Ohio Bar Association asks O'Donnell to pull ad


By Marc Kovac

news@vindy.com

COLUMBUS

The Ohio Bar Association asked a candidate for Supreme Court to remove a television ad deemed contrary to a “clean campaign pledge” he signed earlier.

The group’s Election Campaign Advertising and Monitoring Committee determined the ad by Cuyahoga County Common Pleas Judge John O’Donnell crossed the line and “falsely implied justice is for sale in Ohio.”

“The committee found that your ad includes the phrase, ‘she is in the pocket of big utilities,’ and then shows cash behind the candidate’s picture,” the group wrote in relation to an ad attacking incumbent Justice Judith French. “Therefore, the committee now asks you to immediately remove this ad from the air and refrain from including statements that impugn the court’s integrity and imply that justice is for sale in your campaign materials.”

It added, “Ohioans are better served by learning about judicial qualifications and experience.”

O’Donnell is challenging French, an incumbent appointed to the bench by Gov. John Kasich.
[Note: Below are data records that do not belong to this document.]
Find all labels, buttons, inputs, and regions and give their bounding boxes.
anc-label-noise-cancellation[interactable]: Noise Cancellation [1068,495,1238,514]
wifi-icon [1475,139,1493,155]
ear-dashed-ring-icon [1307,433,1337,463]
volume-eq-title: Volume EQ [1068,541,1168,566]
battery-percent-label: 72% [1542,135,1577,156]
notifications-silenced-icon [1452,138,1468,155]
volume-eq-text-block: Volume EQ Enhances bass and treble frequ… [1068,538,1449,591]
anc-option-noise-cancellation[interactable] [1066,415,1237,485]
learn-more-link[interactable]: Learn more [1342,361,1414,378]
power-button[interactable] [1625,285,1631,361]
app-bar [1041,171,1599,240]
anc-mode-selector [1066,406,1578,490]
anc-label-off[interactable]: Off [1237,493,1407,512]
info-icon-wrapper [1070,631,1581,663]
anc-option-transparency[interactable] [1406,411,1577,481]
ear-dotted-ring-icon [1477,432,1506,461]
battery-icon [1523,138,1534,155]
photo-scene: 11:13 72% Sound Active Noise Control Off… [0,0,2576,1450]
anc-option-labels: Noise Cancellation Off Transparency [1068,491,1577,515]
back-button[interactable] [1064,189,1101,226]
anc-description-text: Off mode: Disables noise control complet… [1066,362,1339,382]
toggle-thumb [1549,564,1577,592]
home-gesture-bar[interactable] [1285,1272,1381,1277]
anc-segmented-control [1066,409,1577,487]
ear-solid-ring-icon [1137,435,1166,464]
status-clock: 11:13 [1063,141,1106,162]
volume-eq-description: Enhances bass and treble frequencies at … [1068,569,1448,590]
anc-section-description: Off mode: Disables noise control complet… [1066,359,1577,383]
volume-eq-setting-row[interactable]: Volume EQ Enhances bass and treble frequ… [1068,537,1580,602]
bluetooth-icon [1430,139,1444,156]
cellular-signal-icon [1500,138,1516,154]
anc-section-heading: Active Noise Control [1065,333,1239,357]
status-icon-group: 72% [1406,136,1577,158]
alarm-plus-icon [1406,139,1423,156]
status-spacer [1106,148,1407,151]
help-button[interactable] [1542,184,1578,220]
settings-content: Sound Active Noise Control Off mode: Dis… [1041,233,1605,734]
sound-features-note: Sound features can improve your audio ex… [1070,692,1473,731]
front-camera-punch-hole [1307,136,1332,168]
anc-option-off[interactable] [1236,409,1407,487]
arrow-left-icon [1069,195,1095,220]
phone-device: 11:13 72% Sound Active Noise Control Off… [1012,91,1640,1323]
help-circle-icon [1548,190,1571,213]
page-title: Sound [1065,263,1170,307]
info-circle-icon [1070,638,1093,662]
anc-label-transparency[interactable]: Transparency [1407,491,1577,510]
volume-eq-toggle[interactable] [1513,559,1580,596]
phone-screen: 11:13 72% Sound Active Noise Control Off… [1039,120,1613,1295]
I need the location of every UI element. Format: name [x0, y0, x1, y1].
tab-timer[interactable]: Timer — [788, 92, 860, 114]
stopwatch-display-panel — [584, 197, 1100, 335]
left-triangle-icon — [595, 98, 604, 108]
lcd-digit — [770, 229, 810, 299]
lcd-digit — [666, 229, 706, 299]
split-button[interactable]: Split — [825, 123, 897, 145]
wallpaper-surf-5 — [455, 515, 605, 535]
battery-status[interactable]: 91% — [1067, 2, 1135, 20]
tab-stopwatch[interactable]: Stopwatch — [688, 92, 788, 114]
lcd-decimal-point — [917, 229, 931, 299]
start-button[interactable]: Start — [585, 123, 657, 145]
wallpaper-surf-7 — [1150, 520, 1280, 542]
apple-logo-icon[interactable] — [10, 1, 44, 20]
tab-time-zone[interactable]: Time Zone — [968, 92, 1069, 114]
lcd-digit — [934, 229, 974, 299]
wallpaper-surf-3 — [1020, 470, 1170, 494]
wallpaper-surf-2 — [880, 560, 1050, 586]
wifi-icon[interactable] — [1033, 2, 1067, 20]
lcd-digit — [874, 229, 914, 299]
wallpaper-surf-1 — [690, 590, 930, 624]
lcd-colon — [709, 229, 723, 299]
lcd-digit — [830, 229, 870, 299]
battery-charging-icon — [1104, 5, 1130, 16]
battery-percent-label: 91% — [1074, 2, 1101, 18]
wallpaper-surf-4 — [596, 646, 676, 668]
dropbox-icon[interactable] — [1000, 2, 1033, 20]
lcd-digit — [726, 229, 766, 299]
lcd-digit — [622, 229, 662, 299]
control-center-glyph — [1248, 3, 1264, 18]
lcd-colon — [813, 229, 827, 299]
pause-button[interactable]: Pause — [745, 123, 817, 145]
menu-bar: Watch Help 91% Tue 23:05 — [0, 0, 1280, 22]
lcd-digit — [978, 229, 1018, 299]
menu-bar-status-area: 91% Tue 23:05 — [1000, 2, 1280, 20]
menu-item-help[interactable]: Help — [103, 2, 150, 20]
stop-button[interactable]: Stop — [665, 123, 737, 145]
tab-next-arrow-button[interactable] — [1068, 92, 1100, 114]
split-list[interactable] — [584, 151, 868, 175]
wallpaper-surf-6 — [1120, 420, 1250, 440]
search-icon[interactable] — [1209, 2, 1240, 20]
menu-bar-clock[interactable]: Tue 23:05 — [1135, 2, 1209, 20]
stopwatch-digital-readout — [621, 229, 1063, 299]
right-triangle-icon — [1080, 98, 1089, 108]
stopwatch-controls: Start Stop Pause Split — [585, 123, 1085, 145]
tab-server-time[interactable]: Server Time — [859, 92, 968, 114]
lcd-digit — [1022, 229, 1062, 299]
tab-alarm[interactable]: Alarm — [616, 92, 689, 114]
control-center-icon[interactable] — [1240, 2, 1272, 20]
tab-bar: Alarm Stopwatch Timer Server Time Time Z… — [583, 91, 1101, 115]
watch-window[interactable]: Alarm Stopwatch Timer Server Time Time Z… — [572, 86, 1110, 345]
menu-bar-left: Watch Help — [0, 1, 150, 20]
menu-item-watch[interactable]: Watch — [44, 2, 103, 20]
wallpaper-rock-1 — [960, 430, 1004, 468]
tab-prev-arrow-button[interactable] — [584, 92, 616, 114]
Both have received “highly recommended” ratings from the state bar association, and both signed a clean campaign pledge, agreeing to “take personal responsibility for the content of advertisements or statements they or their authorized committee issue” and “publicly disavow ads from other sources that impugn the integrity of the judicial system or the integrity of a candidate for Supreme Court.”

The O’Donnell ad blasts French for supporting a ruling that favored American Electric Power and accepting campaign donations from the utility.

The head of the Ohio Republican Party praised the bar association’s position on the ad.

“John O’Donnell has proved that he should not be trusted to serve on the Supreme Court of Ohio,” Chairman Matt Borges said in a released statement. “He has deliberately lied to the voters and has been condemned by his colleagues.”

But in a separate released statement, Ohio Democratic Party Chairman Chris Redfern called the ad “factual.”

“This factual ad merely references what multiple papers have noted is very troubling about Gov. Kasich’s appointee’s short record on the court, something that the First Amendment gives Judge O’Donnell the right to highlight information about his opponent that both his campaign and newspapers believe is relevant for voters to know about the race,” he said.